Young-Ja Zimmermann ist in ihren Arbeiten damit befaßt, das poetische Potential des Natur-Ornaments im Sinne des untenstehenden Ernst-Bloch-Zitats freizulegen. Sie komponiert zuvor gesammelte konkrete Fragmente in kollagenförmigen Arrangements oder läßt sich von konkret aufgefundenen Objekten inspirieren, um charakteristische Formen abzubilden, dabei zumeist gemischte Techniken, vor allem Acryl, auf Leinwand und Karton, anwendend.
In diesem Sinne werden die Fragmente, wie Bloch schon sagte, „Realchiffern“, die mit dem Utopischen in der Natur aufgeladen sind, also mit dem, was noch nicht hervorgekommen ist, aber hervorscheint, und was individuell empfunden werden kann, wenn man die Impressionen, welche die Fragmente assoziieren, einsinken läßt.
Weil aber der Mensch selbst wesentlich Naturprodukt ist, bedeutet seine erfolgreiche Verständigung mit dem in der Natur Angelegten zugleich noch mehr: nämlich eine gelingende Verständigung der Natur mit sich selbst. Das Kunstwerk wird somit zu einem Ausdrucksmittel dieser Selbstverständigung.

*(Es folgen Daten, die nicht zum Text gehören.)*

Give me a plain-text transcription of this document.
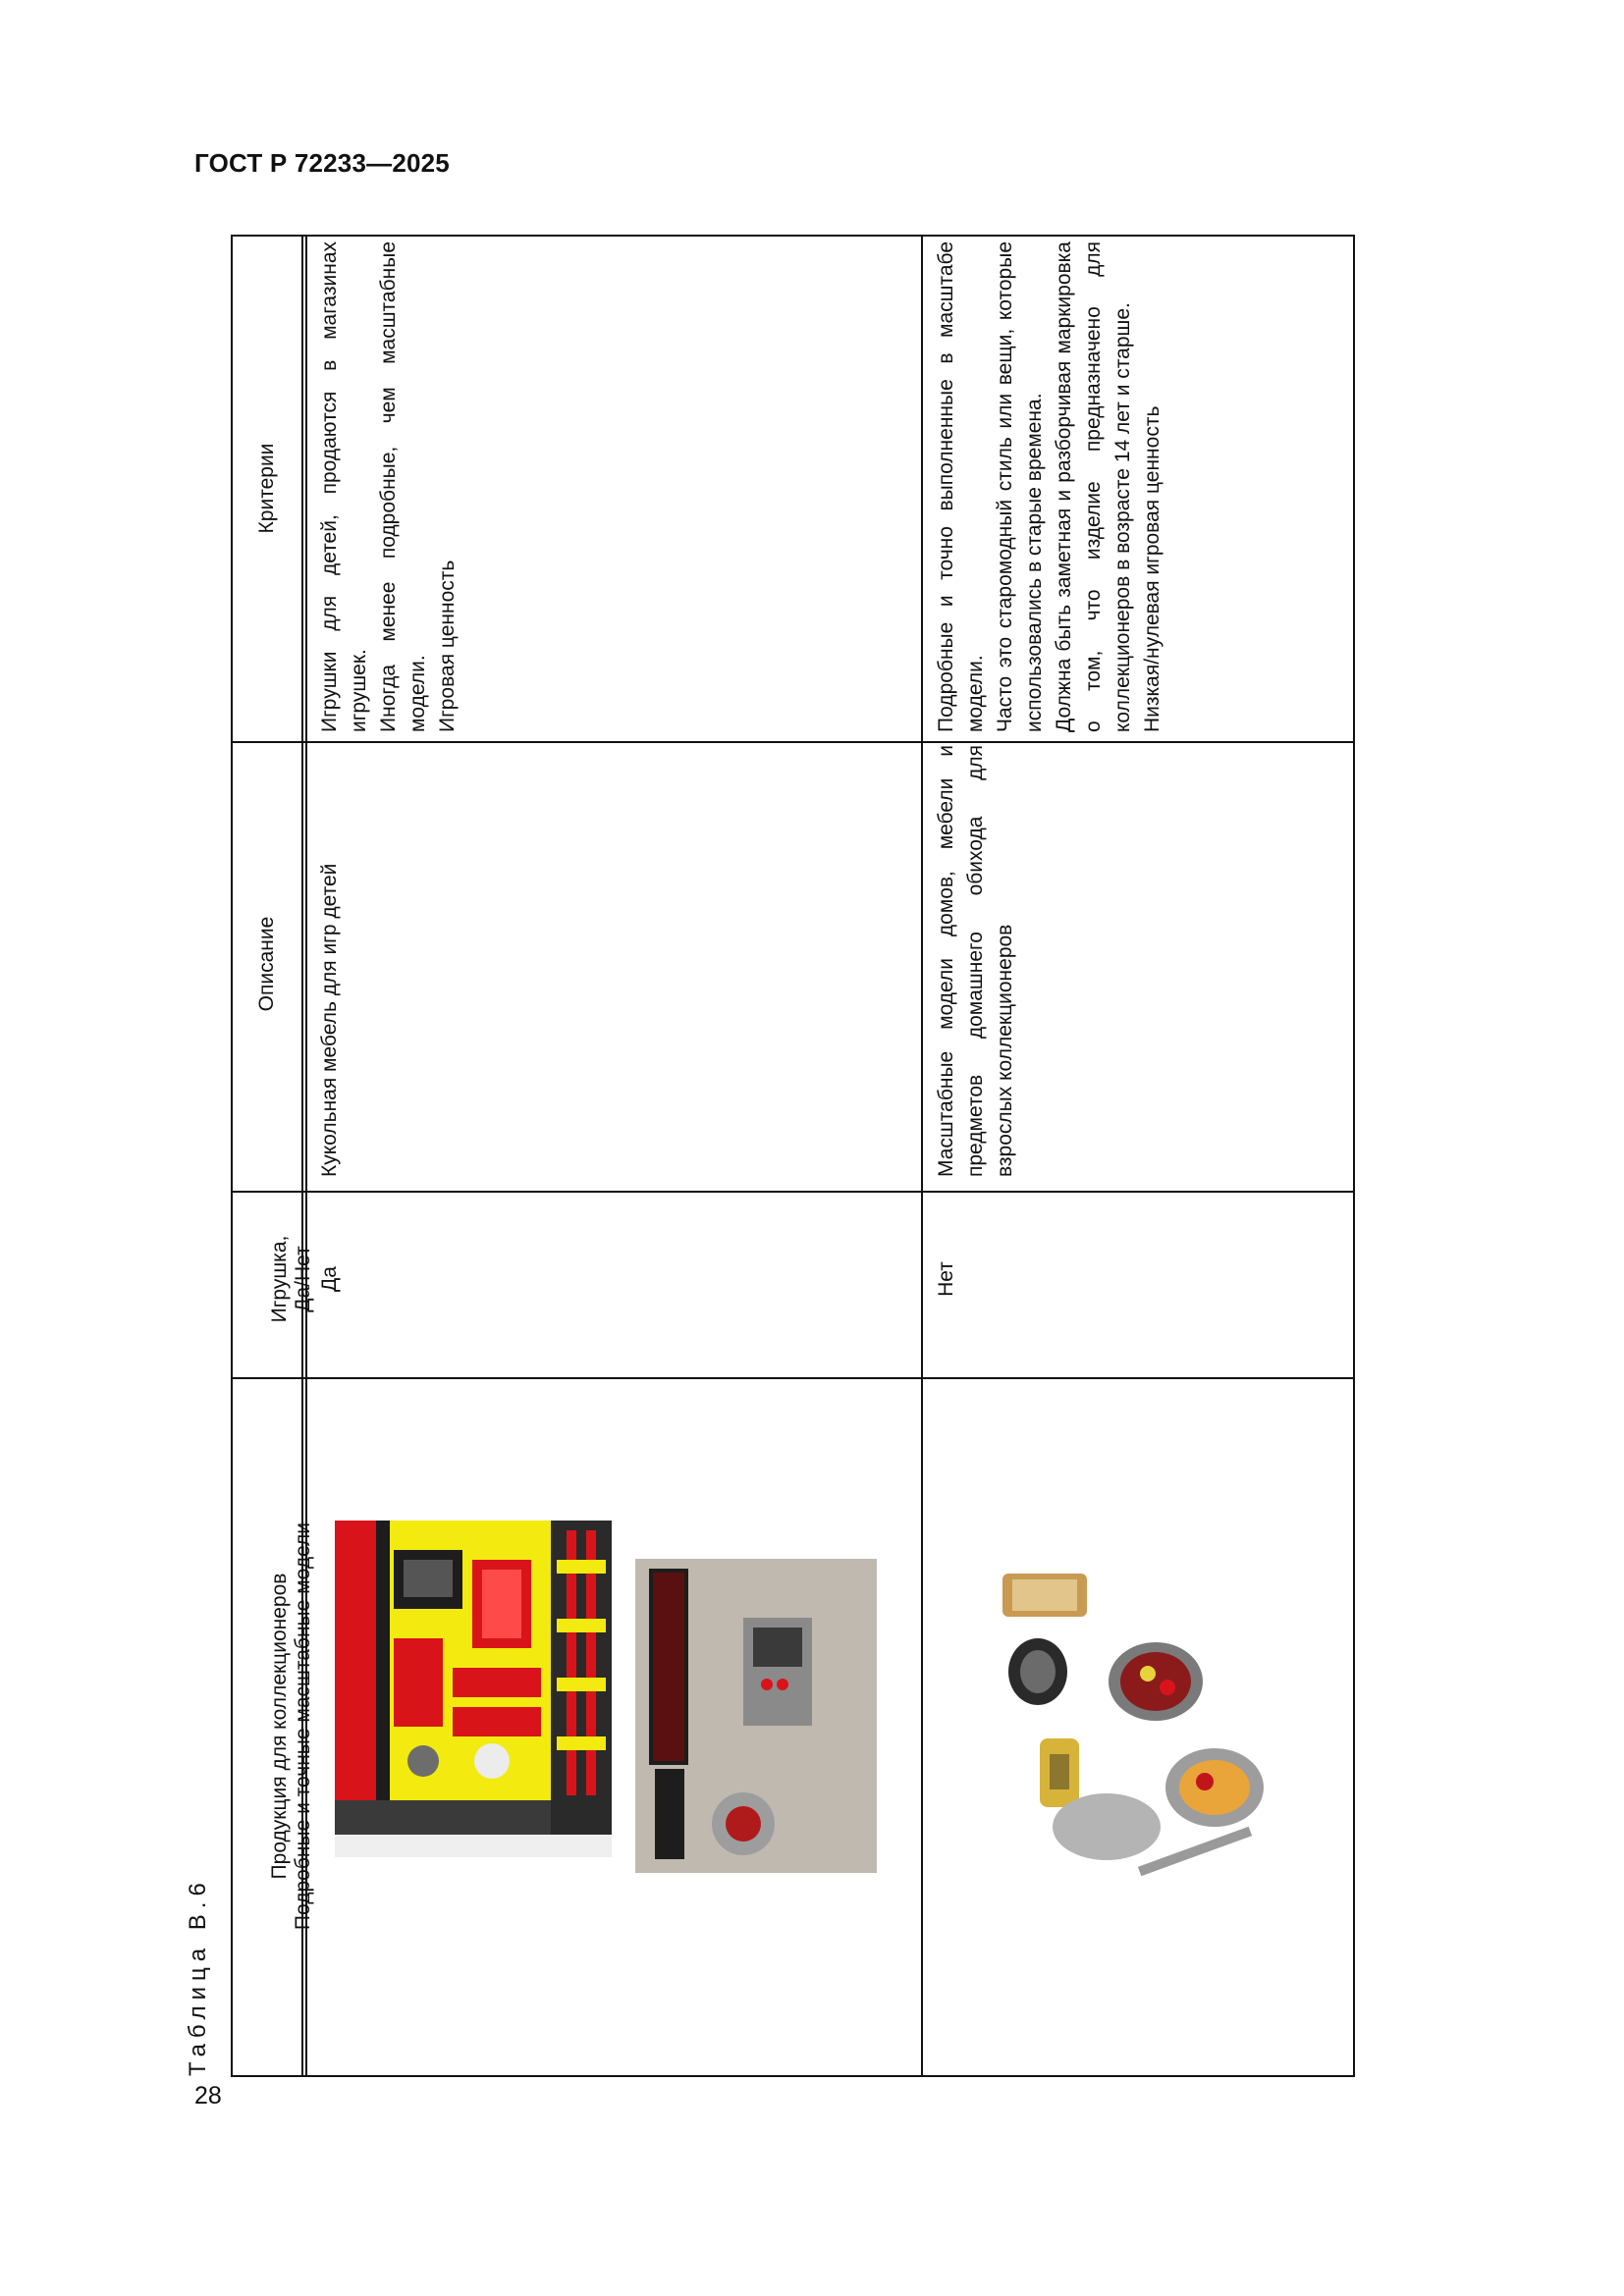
ГОСТ Р 72233—2025
28
Таблица В.6
Критерии
Описание

Игрушка,
Да/Нет

Продукция для коллекционеров
Подробные и точные масштабные модели

Игрушки для детей, продаются в магазинах игрушек. Иногда менее подробные, чем масштабные модели. Игровая ценность

Кукольная мебель для игр детей
Да

Подробные и точно выполненные в масштабе модели. Часто это старомодный стиль или вещи, которые использовались в старые времена. Должна быть заметная и разборчивая маркировка о том, что изделие предназначено для коллекционеров в возрасте 14 лет и старше. Низкая/нулевая игровая ценность

Масштабные модели домов, мебели и предметов домашнего обихода для взрослых коллекционеров
Нет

Wenn sie wirklich gelingt, ist sie imstande, jene Mängel zu überwinden, die das menschliche Leben permanent belasten – deshalb der utopische Charakter der Arbeiten, die darauf ausgehen, europäische und ostasiatische Sichtweisen von der Natur zusammenzubringen. Jene Hoffnung auf das Gelingen gilt es zu bewahren, ganz im Sinne Friedrich Hölderlins, der in seinem Patmos-Gedicht formuliert:
„Wo aber Gefahr ist, wächst / das Rettende auch.“ Das Ornament im übertragenen Sinn …ist in künstlerischer Darstellung… alle [Natur-] Gestalten deutend, weiterdeutend, fortdeutend, [diese] sind… Realchiffern, ein objekthaftes Schweben in Formen, zuletzt ein objekthaftes Utopie – Sein in versuchter Gelungenheit.